Gli ospedali israeliani tornano a operare sottoterra per proteggere pazienti e personale dai missili iraniani, attivando protocolli di emergenza già sperimentati durante la guerra di 12 giorni del giugno 2025.
Da Gerusalemme a Be’er Sheva, il sistema sanitario si è riorganizzato in poche ore, trasferendo reparti interi in strutture protette e garantendo la continuità delle cure essenziali mentre il Paese affronta una nuova escalation. Al Gandel Rehabilitation Center dell’Hadassah Hospital Mount Scopus di Gerusalemme, oltre cento pazienti sono stati spostati in un ospedale sotterraneo nel giro di poche ore. Una situazione simile si è verificata anche nella struttura gemella di Ein Kerem. Il trasferimento rapido è stato possibile grazie all’esperienza maturata nei mesi precedenti, quando un missile colpì il Soroka Medical Center di Be’er Sheva. In quell’occasione, i pazienti del reparto interessato erano stati evacuati poco prima dell’impatto, evitando una tragedia ancora più grave.
Il dottor Moshe Simons, internista impegnato nel reparto sotterraneo durante lo Shabbat, ha spiegato che questa volta il passaggio è stato molto più fluido. I reparti avevano già definito in anticipo quali pazienti trasferire e dove collocarli. Se nella precedente escalation l’operazione aveva richiesto molte ore, ora il sistema è stato ottimizzato, riducendo drasticamente i tempi di evacuazione.
Le criticità , tuttavia, non mancano. Nei grandi spazi sotterranei i letti sono separati da tende divisorie blu e bianche, con inevitabili problemi di privacy. I corridoi stretti rendono complesso il passaggio di macchinari e attrezzature mediche, l’illuminazione è limitata e manca aria fresca.

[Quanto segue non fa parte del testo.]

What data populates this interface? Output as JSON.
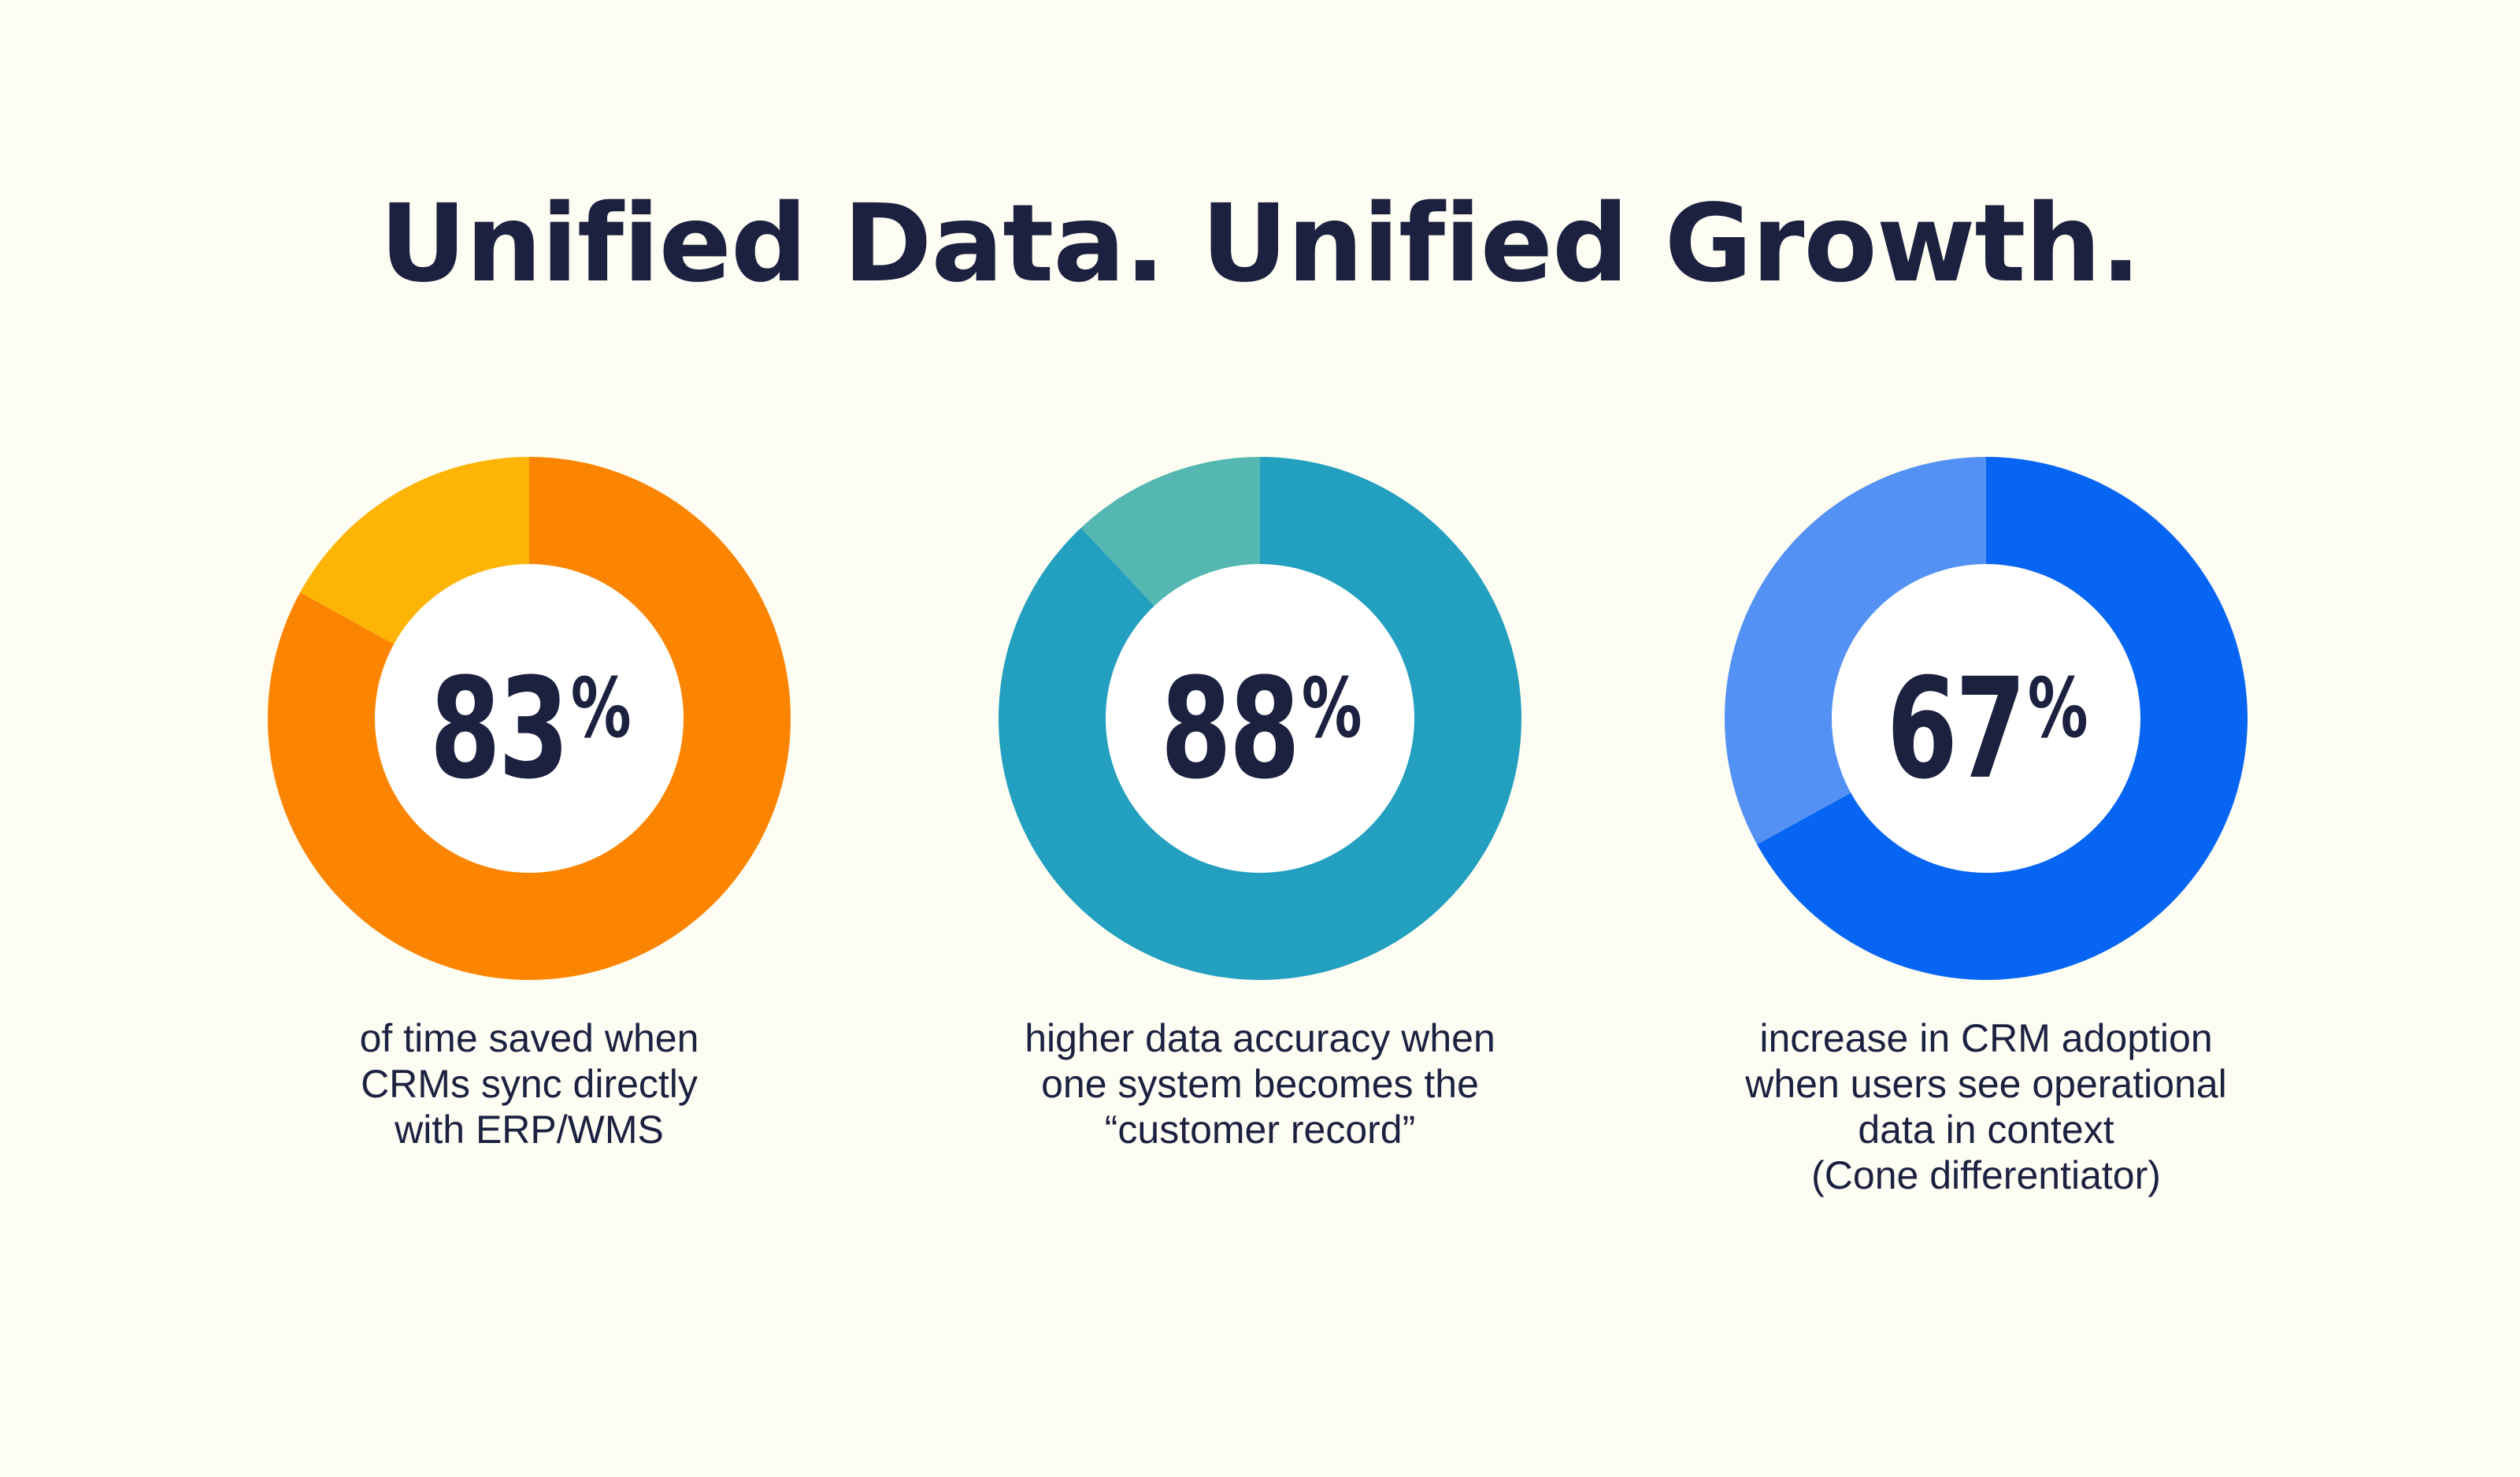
{
  "title": "Unified Data. Unified Growth.",
  "chart_data": [
    {
      "type": "pie",
      "variant": "donut",
      "value": 83,
      "value_label": "83",
      "unit": "%",
      "caption": "of time saved when\nCRMs sync directly\nwith ERP/WMS",
      "colors": {
        "primary": "#fb8500",
        "remainder": "#fdb404"
      }
    },
    {
      "type": "pie",
      "variant": "donut",
      "value": 88,
      "value_label": "88",
      "unit": "%",
      "caption": "higher data accuracy when\none system becomes the\n“customer record”",
      "colors": {
        "primary": "#239fbf",
        "remainder": "#55b7b1"
      }
    },
    {
      "type": "pie",
      "variant": "donut",
      "value": 67,
      "value_label": "67",
      "unit": "%",
      "caption": "increase in CRM adoption\nwhen users see operational\ndata in context\n(Cone differentiator)",
      "colors": {
        "primary": "#0765f4",
        "remainder": "#5491f4"
      }
    }
  ]
}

Una delle lezioni apprese in precedenza riguarda proprio il benessere del personale sanitario, a cui vengono concessi turni più brevi e pause regolari quando le sirene tacciono, per evitare stress eccessivo in ambienti chiusi.
Nel frattempo, secondo le linee guida nazionali, negli ospedali di tutto il Paese sono garantite solo attività essenziali, con sospensione della maggior parte degli interventi elettivi e delle prestazioni ambulatoriali non urgenti. Il bilancio degli attacchi è pesante. In un primo bombardamento una donna di circa quarant’anni è morta e decine di persone sono rimaste ferite. Nei giorni successivi ulteriori attacchi hanno provocato vittime e decine di feriti, inclusi bambini.

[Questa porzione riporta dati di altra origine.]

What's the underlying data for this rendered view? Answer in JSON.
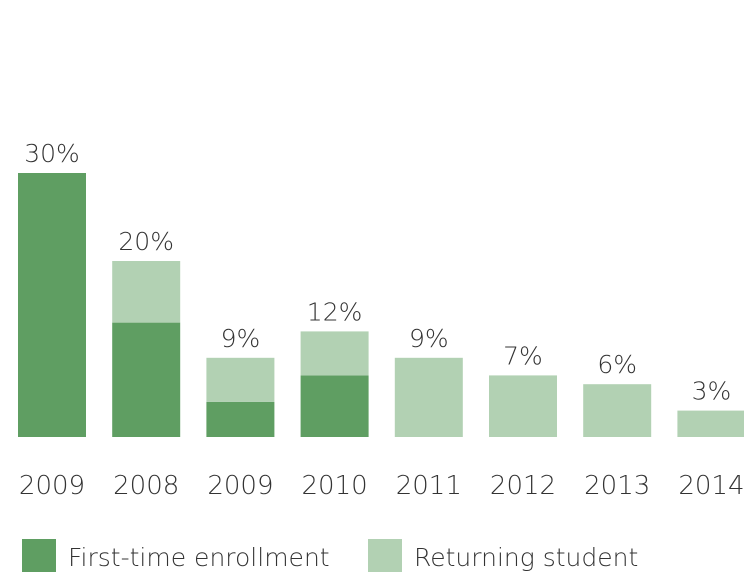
{
  "chart_data": {
    "type": "stacked-bar",
    "categories": [
      "2009",
      "2008",
      "2009",
      "2010",
      "2011",
      "2012",
      "2013",
      "2014"
    ],
    "series": [
      {
        "name": "First-time enrollment",
        "color": "#5f9e62",
        "values": [
          30,
          13,
          4,
          7,
          0,
          0,
          0,
          0
        ]
      },
      {
        "name": "Returning student",
        "color": "#b2d1b3",
        "values": [
          0,
          7,
          5,
          5,
          9,
          7,
          6,
          3
        ]
      }
    ],
    "totals": [
      30,
      20,
      9,
      12,
      9,
      7,
      6,
      3
    ],
    "total_labels": [
      "30%",
      "20%",
      "9%",
      "12%",
      "9%",
      "7%",
      "6%",
      "3%"
    ],
    "legend": "bottom-left"
  }
}
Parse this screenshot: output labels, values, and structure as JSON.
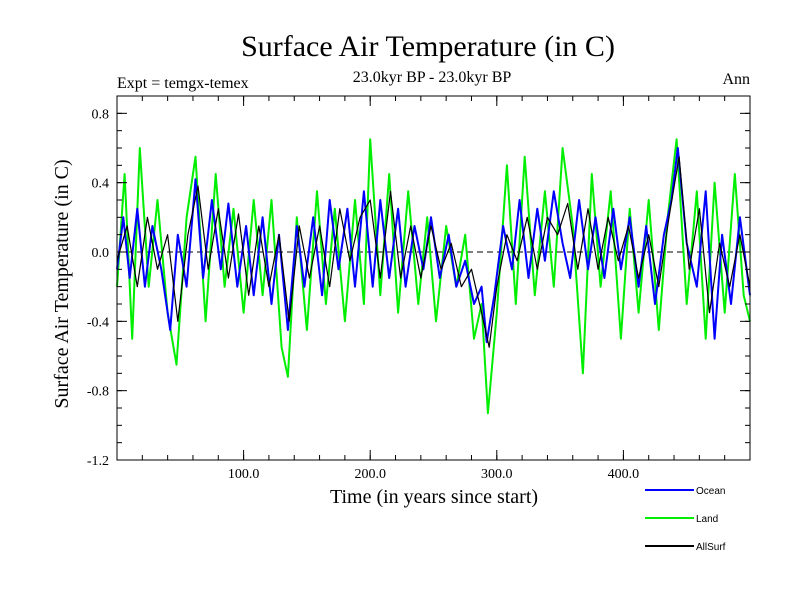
{
  "chart_data": {
    "type": "line",
    "title": "Surface Air Temperature (in C)",
    "subtitle": "23.0kyr BP - 23.0kyr BP",
    "experiment_label": "Expt = temgx-temex",
    "season_label": "Ann",
    "xlabel": "Time (in years since start)",
    "ylabel": "Surface Air Temperature (in C)",
    "xlim": [
      0,
      500
    ],
    "ylim": [
      -1.2,
      0.9
    ],
    "x_ticks": [
      100,
      200,
      300,
      400
    ],
    "x_tick_labels": [
      "100.0",
      "200.0",
      "300.0",
      "400.0"
    ],
    "y_ticks": [
      -1.2,
      -0.8,
      -0.4,
      0.0,
      0.4,
      0.8
    ],
    "y_tick_labels": [
      "-1.2",
      "-0.8",
      "-0.4",
      "0.0",
      "0.4",
      "0.8"
    ],
    "zero_line": 0.0,
    "legend_position": "bottom-right",
    "colors": {
      "Ocean": "#0000ff",
      "Land": "#00ee00",
      "AllSurf": "#000000",
      "axis": "#000000"
    },
    "series": [
      {
        "name": "Land",
        "x": [
          0,
          6,
          12,
          18,
          25,
          32,
          40,
          47,
          55,
          62,
          70,
          78,
          85,
          92,
          100,
          108,
          115,
          122,
          130,
          135,
          142,
          150,
          158,
          165,
          172,
          180,
          188,
          195,
          200,
          208,
          215,
          222,
          230,
          238,
          245,
          252,
          260,
          268,
          275,
          282,
          288,
          293,
          300,
          308,
          315,
          322,
          330,
          338,
          345,
          352,
          360,
          368,
          375,
          382,
          390,
          398,
          405,
          412,
          420,
          428,
          435,
          442,
          450,
          458,
          465,
          472,
          480,
          488,
          495,
          500
        ],
        "values": [
          -0.2,
          0.45,
          -0.5,
          0.6,
          -0.2,
          0.3,
          -0.35,
          -0.65,
          0.2,
          0.55,
          -0.4,
          0.45,
          -0.2,
          0.25,
          -0.35,
          0.3,
          -0.25,
          0.3,
          -0.55,
          -0.72,
          0.2,
          -0.45,
          0.35,
          -0.3,
          0.25,
          -0.4,
          0.3,
          -0.3,
          0.65,
          -0.25,
          0.45,
          -0.35,
          0.35,
          -0.3,
          0.2,
          -0.4,
          0.15,
          -0.2,
          0.1,
          -0.5,
          -0.3,
          -0.93,
          -0.35,
          0.5,
          -0.3,
          0.55,
          -0.25,
          0.35,
          -0.2,
          0.6,
          0.15,
          -0.7,
          0.45,
          -0.2,
          0.35,
          -0.5,
          0.25,
          -0.35,
          0.3,
          -0.45,
          0.2,
          0.65,
          -0.3,
          0.35,
          -0.5,
          0.4,
          -0.35,
          0.45,
          -0.25,
          -0.4
        ]
      },
      {
        "name": "Ocean",
        "x": [
          0,
          5,
          10,
          16,
          22,
          28,
          35,
          42,
          48,
          55,
          62,
          68,
          75,
          82,
          88,
          95,
          102,
          108,
          115,
          122,
          128,
          135,
          142,
          148,
          155,
          162,
          168,
          175,
          182,
          188,
          195,
          202,
          208,
          215,
          222,
          228,
          235,
          242,
          248,
          255,
          262,
          268,
          275,
          282,
          288,
          292,
          298,
          305,
          312,
          318,
          325,
          332,
          338,
          345,
          352,
          358,
          365,
          372,
          378,
          385,
          392,
          398,
          405,
          412,
          418,
          425,
          432,
          438,
          443,
          450,
          458,
          465,
          472,
          478,
          485,
          492,
          500
        ],
        "values": [
          -0.1,
          0.2,
          -0.15,
          0.25,
          -0.2,
          0.15,
          -0.1,
          -0.45,
          0.1,
          -0.2,
          0.42,
          -0.15,
          0.3,
          -0.1,
          0.28,
          -0.2,
          0.15,
          -0.25,
          0.2,
          -0.3,
          0.1,
          -0.45,
          0.15,
          -0.2,
          0.2,
          -0.25,
          0.3,
          -0.1,
          0.25,
          -0.2,
          0.35,
          -0.2,
          0.3,
          -0.15,
          0.25,
          -0.2,
          0.15,
          -0.1,
          0.2,
          -0.15,
          0.1,
          -0.2,
          -0.05,
          -0.3,
          -0.2,
          -0.52,
          -0.25,
          0.15,
          -0.1,
          0.3,
          -0.15,
          0.25,
          -0.05,
          0.35,
          0.05,
          -0.15,
          0.3,
          -0.1,
          0.2,
          -0.15,
          0.25,
          -0.1,
          0.2,
          -0.2,
          0.15,
          -0.3,
          0.1,
          0.3,
          0.6,
          0.05,
          -0.2,
          0.35,
          -0.5,
          0.1,
          -0.3,
          0.2,
          -0.25
        ]
      },
      {
        "name": "AllSurf",
        "x": [
          0,
          8,
          16,
          24,
          32,
          40,
          48,
          56,
          64,
          72,
          80,
          88,
          96,
          104,
          112,
          120,
          128,
          136,
          144,
          152,
          160,
          168,
          176,
          184,
          192,
          200,
          208,
          216,
          224,
          232,
          240,
          248,
          256,
          264,
          272,
          280,
          288,
          294,
          300,
          308,
          316,
          324,
          332,
          340,
          348,
          356,
          364,
          372,
          380,
          388,
          396,
          404,
          412,
          420,
          428,
          436,
          444,
          452,
          460,
          468,
          476,
          484,
          492,
          500
        ],
        "values": [
          -0.05,
          0.15,
          -0.2,
          0.2,
          -0.1,
          0.1,
          -0.4,
          0.1,
          0.38,
          -0.1,
          0.25,
          -0.15,
          0.22,
          -0.25,
          0.15,
          -0.2,
          0.1,
          -0.4,
          0.15,
          -0.15,
          0.15,
          -0.2,
          0.25,
          -0.05,
          0.2,
          0.3,
          -0.15,
          0.35,
          -0.15,
          0.15,
          -0.15,
          0.15,
          -0.1,
          0.05,
          -0.2,
          -0.1,
          -0.35,
          -0.55,
          -0.2,
          0.1,
          -0.05,
          0.2,
          -0.1,
          0.2,
          0.1,
          0.28,
          -0.1,
          0.25,
          -0.1,
          0.2,
          -0.05,
          0.15,
          -0.15,
          0.1,
          -0.2,
          0.2,
          0.55,
          -0.1,
          0.25,
          -0.35,
          0.05,
          -0.2,
          0.1,
          -0.2
        ]
      }
    ]
  }
}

Durante la guerra di 12 giorni del 2025, 28 israeliani persero la vita e oltre 3.000 persone furono ricoverate. Ora il Paese si prepara a uno scenario simile o potenzialmente più grave. Il servizio di emergenza Magen David Adom ha elevato il livello di allerta al massimo, mobilitando migliaia di operatori e volontari, con ambulanze e unità di terapia intensiva mobili pienamente operative. Anche ZAKA ha rafforzato i controlli sui veicoli di emergenza e aggiornato le dotazioni logistiche.
Il Ministero della Salute ha inoltre invitato le strutture psichiatriche a restare attive, favorendo dimissioni anticipate quando possibile per liberare posti in caso di emergenza estesa. Le casse mutue hanno attivato linee telefoniche di supporto psicologico per aiutare la popolazione a gestire ansia e stress.
Non tutte le strutture, però, hanno dovuto trasferire reparti sottoterra. L’ospedale Assuta di Ashdod, inaugurato nel 2017 come primo ospedale pubblico completamente fortificato, è progettato per garantire assistenza continua anche sotto attacco. Reparti maternità , neonatologia e terapia intensiva neonatale sono già protetti. Una madre che ha partorito durante le sirene ha raccontato di non aver dovuto interrompere il travaglio né cambiare stanza, mantenendo accanto la stessa equipe medica in condizioni di sicurezza.
Nonostante la tensione, negli ospedali si sono vissuti anche momenti di raccoglimento. Allo Shaare Zedek Hospital di Gerusalemme si è tenuta una cerimonia di Havdalah per segnare la fine dello Shabbat, coinvolgendo famiglie e personale sanitario impegnato senza sosta tra cure mediche e gestione della sicurezza. Gli ospedali israeliani sottoterra rappresentano oggi non solo una misura di protezione, ma un simbolo di resilienza sanitaria in tempo di guerra, dove la continuità delle cure resta prioritaria anche sotto la minaccia dei missili iraniani.